With a 3.59 percent jump in attendance, Concordia outdistanced Laguna Niguel at 3.03 percent for the largest bump of any school in the district.

“Our goal is 96 percent. I’m always putting it out there for everybody to see,” said Fleming, who is in her fourth year at Concordia.

She would love to catch up to Castille Elementary in Mission Viejo. Castille had the highest enrollment percentage among TK-5 schools at 96.46, more than a percentage point above any other CUSD grade school and just 0.32 below the overall prepandemic average for CUSD grade schools.

In the middle school ranks, Kim, in his first year at the helm at Newhart, said, “We try to create a positive atmosphere.”

Newhart saw a 2.83 percent bump in attendance to 96.83 percent, the best among middle schools.

Tesoro High had the highest attendance of high school at 94.95 percent and the highest annual growth at 1.45 percent.

Keeping students engaged

Fleming and Kim said giving students, families, and the community a feeling of connection with the school as an integral part of the neighborhood is vital.

One way Newhart has done that is with a healthy schedule of schoolwide and multicultural events to connect with diverse communities. In late winter and early spring alone, for example, the school celebrated Black History Month and Persian and Lunar new years.

On campus, Kim said, “we just make sure we’re talking to and engaging kids to make sure their experience is as positive as possible.”

“On the back end we’re making sure we talk to the parents, the PTA, and at (events such as) Coffee with the Principal,” Kim said.
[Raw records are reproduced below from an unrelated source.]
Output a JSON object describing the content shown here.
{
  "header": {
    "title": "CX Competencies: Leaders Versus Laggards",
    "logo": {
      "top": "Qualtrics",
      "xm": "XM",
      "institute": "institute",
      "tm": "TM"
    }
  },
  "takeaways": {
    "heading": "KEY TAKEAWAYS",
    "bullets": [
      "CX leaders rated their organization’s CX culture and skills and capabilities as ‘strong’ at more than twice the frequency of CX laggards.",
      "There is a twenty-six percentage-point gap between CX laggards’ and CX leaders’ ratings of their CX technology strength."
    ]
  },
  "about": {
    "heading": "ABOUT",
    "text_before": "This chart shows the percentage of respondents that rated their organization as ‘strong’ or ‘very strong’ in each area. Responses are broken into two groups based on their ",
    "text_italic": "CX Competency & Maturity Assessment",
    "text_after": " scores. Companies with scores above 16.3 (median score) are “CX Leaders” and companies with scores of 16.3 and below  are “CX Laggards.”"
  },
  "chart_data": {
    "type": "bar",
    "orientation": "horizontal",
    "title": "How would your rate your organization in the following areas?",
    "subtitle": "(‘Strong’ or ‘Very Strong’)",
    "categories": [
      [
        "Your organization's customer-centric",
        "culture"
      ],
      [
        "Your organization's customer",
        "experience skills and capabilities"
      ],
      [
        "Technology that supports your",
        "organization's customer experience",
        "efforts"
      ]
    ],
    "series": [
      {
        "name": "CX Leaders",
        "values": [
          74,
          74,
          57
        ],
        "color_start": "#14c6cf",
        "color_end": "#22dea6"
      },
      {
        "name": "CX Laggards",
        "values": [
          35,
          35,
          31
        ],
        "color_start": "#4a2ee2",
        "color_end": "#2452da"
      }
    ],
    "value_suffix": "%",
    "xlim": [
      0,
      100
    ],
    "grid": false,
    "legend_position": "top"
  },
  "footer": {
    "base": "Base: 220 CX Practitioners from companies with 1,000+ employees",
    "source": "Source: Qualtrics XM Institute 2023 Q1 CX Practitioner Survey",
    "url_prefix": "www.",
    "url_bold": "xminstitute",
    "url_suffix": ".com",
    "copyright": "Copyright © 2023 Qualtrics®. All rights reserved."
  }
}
CUSD adopted a new motto this year: “You Belong Here.” Fleming has put in great effort to embrace that sentiment, showcasing the phrase on t-shirts and marquees throughout the school.

Both teachers talked about the importance of students remaining engaged even when their families remove the students from school for extended trips while school is in session. While students are away from school, both principals said, the school will provide materials so the students can keep up with their studies via independent study and remain in good standing.

“We make sure it works for them,” Fleming said.

Both principals say they work with staff to educate families about chronic absenteeism, its adverse consequences, and strategies to avoid it. The State of California considers 10 days of absences for one school year, for any reason, excessive. CUSD is improving in this area too, reducing chronic absenteeism by 3.3 percent in 2023.

Fleming said even seemingly minor absences throughout the year can add up quickly to become a problem.

“Attendance is just a small effort repeated day in and day out,” she said.

Dwindling population

Like the rest of the state, CUSD schools have seen a gradual drop in overall number of students since about 2017 after plateauing in the early 2000s.

A modest decline had been forecast to continue before the pandemic led to record year-over-year statewide enrollment declines. As a result, the highest attendance rates possible within that population becomes all the more critical.

Despite the declining overall numbers, CUSD schools remain above state averages in attendance.

According to EdSource, average daily attendance plummeted from 95.9 percent in 2019-20 to 91.01 percent in 2021-22  and only climbed to 92.5 percent, based on data through the first 30 days of the 2022-23 school year, based on data from 100 districts.

Kim said a high attendance rate is important because it brings stability to the community.

“We’re excited with our growth and we just hope we can continue to grow. All credit goes to the community and our students who are representing themselves on campus. They’re coming to school, that’s the most important thing.”